L'article sur Stalingrad est très intéressant. L'auteur ne privilégie pas la dimension tactique uniquement et le côté allemand mais interroge aussi la performance soviétique et sa dimension opérative. La 62ème armée de Tchouïkov a parfaitement rempli le rôle qui était le sien en attirant les Allemands dans le combat de rues et en résistant jusqu'à la limite de céder, mais sans jamais rompre. Les Allemands ont sous-estimé la détermination de leur adversaire et n'ont pas compris que le facteur essentiel était le temps, non l'espace. Les Soviétiques ont mis en oeuvre des tactiques hors-normes par rapport à la guerre conventionnelle qu'ils pratiquaient. L'auteur montre le processus en trois phases : l'Armée Rouge fait preuve de sa détermination (exemple de la bataille du silo à grains), change ses tactiques pour passer à ce que les Allemands ont appelé la "Rattenkrieg", et gagne du temps en vue de la contre-offensive (combat dans l'usine Barricade). Trop confiante, la Wehrmacht n'a pas su comprendre qu'elle n'avait ni le temps ni les moyens de s'engluer dans la bataille urbaine de Stalingrad, et elle a failli. Malheureusement pas de cartes, là encore, même si la topographie de Stalingrad est plus familière, en général, pour le lecteur déjà intéressé. C'est tout de même l'article le plus percutant de l'ensemble, sans doute, sur un sujet pourtant éculé.

L'article sur le soulèvement de Varsovie en août 1944 est mis en avant par l'auteur comme un exemple précoce d'affrontement entre une insurrection et une armée conventionnelle. La durée des combats malgré l'ampleur de la répression allemande s'explique selon lui par le moral très élevé des Polonais, la création d'une structure clandestine éprouvée et à l'incapacité initiale des Allemands à faire face au combat urbain, malgré l'expérience l'année précédente du ghetto de Varsovie. C'est ainsi que la Wehrmacht ne pense pas au départ que les insurgés puissent utiliser le réseau des égoûts. Elle y laisse au total quelques 20 000 hommes.

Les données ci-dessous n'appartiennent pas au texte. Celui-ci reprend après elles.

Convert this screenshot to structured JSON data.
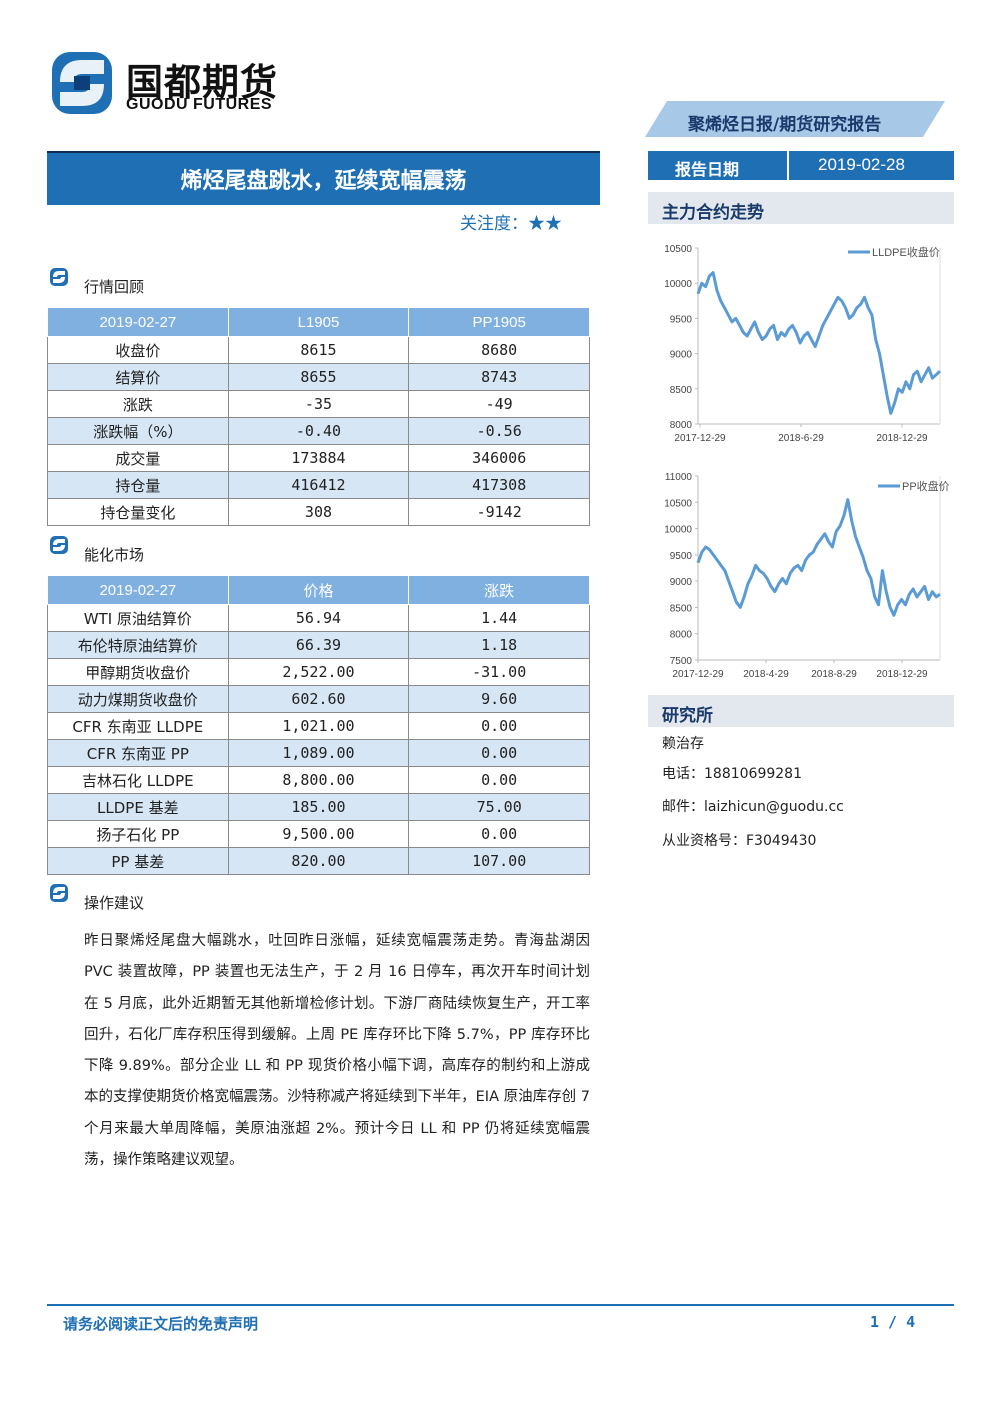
{
  "brand": {
    "cn": "国都期货",
    "en": "GUODU FUTURES"
  },
  "report_type": "聚烯烃日报/期货研究报告",
  "report_date": {
    "label": "报告日期",
    "value": "2019-02-28"
  },
  "title": "烯烃尾盘跳水，延续宽幅震荡",
  "attention": {
    "label": "关注度：",
    "stars": "★★",
    "level": 2
  },
  "market_review": {
    "heading": "行情回顾",
    "headers": [
      "2019-02-27",
      "L1905",
      "PP1905"
    ],
    "rows": [
      {
        "label": "收盘价",
        "a": "8615",
        "b": "8680"
      },
      {
        "label": "结算价",
        "a": "8655",
        "b": "8743"
      },
      {
        "label": "涨跌",
        "a": "-35",
        "b": "-49"
      },
      {
        "label": "涨跌幅（%）",
        "a": "-0.40",
        "b": "-0.56"
      },
      {
        "label": "成交量",
        "a": "173884",
        "b": "346006"
      },
      {
        "label": "持仓量",
        "a": "416412",
        "b": "417308"
      },
      {
        "label": "持仓量变化",
        "a": "308",
        "b": "-9142"
      }
    ]
  },
  "energy_market": {
    "heading": "能化市场",
    "headers": [
      "2019-02-27",
      "价格",
      "涨跌"
    ],
    "rows": [
      {
        "label": "WTI 原油结算价",
        "a": "56.94",
        "b": "1.44"
      },
      {
        "label": "布伦特原油结算价",
        "a": "66.39",
        "b": "1.18"
      },
      {
        "label": "甲醇期货收盘价",
        "a": "2,522.00",
        "b": "-31.00"
      },
      {
        "label": "动力煤期货收盘价",
        "a": "602.60",
        "b": "9.60"
      },
      {
        "label": "CFR 东南亚 LLDPE",
        "a": "1,021.00",
        "b": "0.00"
      },
      {
        "label": "CFR 东南亚 PP",
        "a": "1,089.00",
        "b": "0.00"
      },
      {
        "label": "吉林石化 LLDPE",
        "a": "8,800.00",
        "b": "0.00"
      },
      {
        "label": "LLDPE 基差",
        "a": "185.00",
        "b": "75.00"
      },
      {
        "label": "扬子石化 PP",
        "a": "9,500.00",
        "b": "0.00"
      },
      {
        "label": "PP 基差",
        "a": "820.00",
        "b": "107.00"
      }
    ]
  },
  "advice": {
    "heading": "操作建议",
    "text": "昨日聚烯烃尾盘大幅跳水，吐回昨日涨幅，延续宽幅震荡走势。青海盐湖因 PVC 装置故障，PP 装置也无法生产，于 2 月 16 日停车，再次开车时间计划在 5 月底，此外近期暂无其他新增检修计划。下游厂商陆续恢复生产，开工率回升，石化厂库存积压得到缓解。上周 PE 库存环比下降 5.7%，PP 库存环比下降 9.89%。部分企业 LL 和 PP 现货价格小幅下调，高库存的制约和上游成本的支撑使期货价格宽幅震荡。沙特称减产将延续到下半年，EIA 原油库存创 7 个月来最大单周降幅，美原油涨超 2%。预计今日 LL 和 PP 仍将延续宽幅震荡，操作策略建议观望。"
  },
  "trend": {
    "heading": "主力合约走势"
  },
  "research": {
    "heading": "研究所",
    "name": "赖治存",
    "phone": "电话：18810699281",
    "email": "邮件：laizhicun@guodu.cc",
    "license": "从业资格号：F3049430"
  },
  "footer": {
    "disclaimer": "请务必阅读正文后的免责声明",
    "page": "1 / 4"
  },
  "colors": {
    "primary": "#1f6fb5",
    "header_light": "#7fb0e0",
    "row_alt": "#d6e6f5",
    "line": "#5b9bd5"
  },
  "chart_data": [
    {
      "type": "line",
      "series": [
        {
          "name": "LLDPE收盘价",
          "values": [
            9850,
            10000,
            9950,
            10100,
            10150,
            9900,
            9750,
            9650,
            9550,
            9450,
            9500,
            9400,
            9300,
            9250,
            9350,
            9450,
            9300,
            9200,
            9250,
            9350,
            9400,
            9200,
            9300,
            9250,
            9350,
            9400,
            9300,
            9150,
            9250,
            9300,
            9200,
            9100,
            9250,
            9400,
            9500,
            9600,
            9700,
            9800,
            9750,
            9650,
            9500,
            9550,
            9650,
            9700,
            9800,
            9650,
            9550,
            9200,
            9000,
            8700,
            8400,
            8150,
            8300,
            8500,
            8450,
            8600,
            8500,
            8700,
            8750,
            8600,
            8700,
            8800,
            8650,
            8700,
            8750
          ]
        }
      ],
      "x_ticks": [
        "2017-12-29",
        "2018-6-29",
        "2018-12-29"
      ],
      "y_ticks": [
        8000,
        8500,
        9000,
        9500,
        10000,
        10500
      ],
      "ylim": [
        8000,
        10500
      ]
    },
    {
      "type": "line",
      "series": [
        {
          "name": "PP收盘价",
          "values": [
            9350,
            9550,
            9650,
            9600,
            9500,
            9400,
            9300,
            9200,
            9000,
            8800,
            8600,
            8500,
            8700,
            8950,
            9100,
            9300,
            9200,
            9150,
            9050,
            8900,
            8800,
            8950,
            9050,
            8950,
            9150,
            9250,
            9300,
            9200,
            9400,
            9500,
            9550,
            9700,
            9800,
            9900,
            9750,
            9650,
            9950,
            10050,
            10250,
            10550,
            10150,
            9850,
            9650,
            9450,
            9200,
            9050,
            8700,
            8550,
            9200,
            8800,
            8500,
            8350,
            8550,
            8650,
            8550,
            8750,
            8850,
            8700,
            8800,
            8900,
            8650,
            8800,
            8700,
            8750
          ]
        }
      ],
      "x_ticks": [
        "2017-12-29",
        "2018-4-29",
        "2018-8-29",
        "2018-12-29"
      ],
      "y_ticks": [
        7500,
        8000,
        8500,
        9000,
        9500,
        10000,
        10500,
        11000
      ],
      "ylim": [
        7500,
        11000
      ]
    }
  ]
}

L'article sur la bataille d'Arnhem est sans doute l'un des plus originaux de l'ensemble, en insistant sur la problématique du combat de rues mené par les forces aéroportées. Il met en lumière l'inadéquation entre ce type de combats et les carences en moyens blindés, en renseignement, en reconnaissance et en rapidité d'exécution rencontrées par les Britanniques. Le commandement et les communications sont également fondamentales, or ici ces deux aspects ont fait défaut, tout comme le ravitaillement et la présence d'armes antichars en nombre.
 
L'article suivant porte sur la bataille de Troyes, en 1944, un épisode méconnu de la poursuite en France à l'été 1944 et qui implique la 4th US Armored Division,qui cherche à s'emparer des ponts sur la Seine. En fait, l'essentiel des combats a  lieu à l'extérieur de la ville, les Allemands n'ayant pas suffisamment organisé la défense à l'intérieur. En conséquence, les atouts américains jouent à plein.

L'article sur la bataille de Budapest (1944-1945) est assez bon et parvient aussi à faire la part des choses entre Allemands et Soviétiques. A la fin, on trouve une conclusion qui fait un parallèle intéressant avec le soulèvement de 1956, dans lequel prennent part d'ailleurs des vétérans du siège de la Seconde Guerre mondiale des deux côtés.

J'ai déjà utilisé l'article sur la bataille d'Aschaffenbourg dans un billet précédent, pour le supplément de mon propre écrit paru dans Batailles et Blindés n°53, je n'y reviens pas. En revanche il me semble que l'auteur surestime quelque peu la performance des Américains et sous-estime au contraire le caractère acharné de la résistance allemande. 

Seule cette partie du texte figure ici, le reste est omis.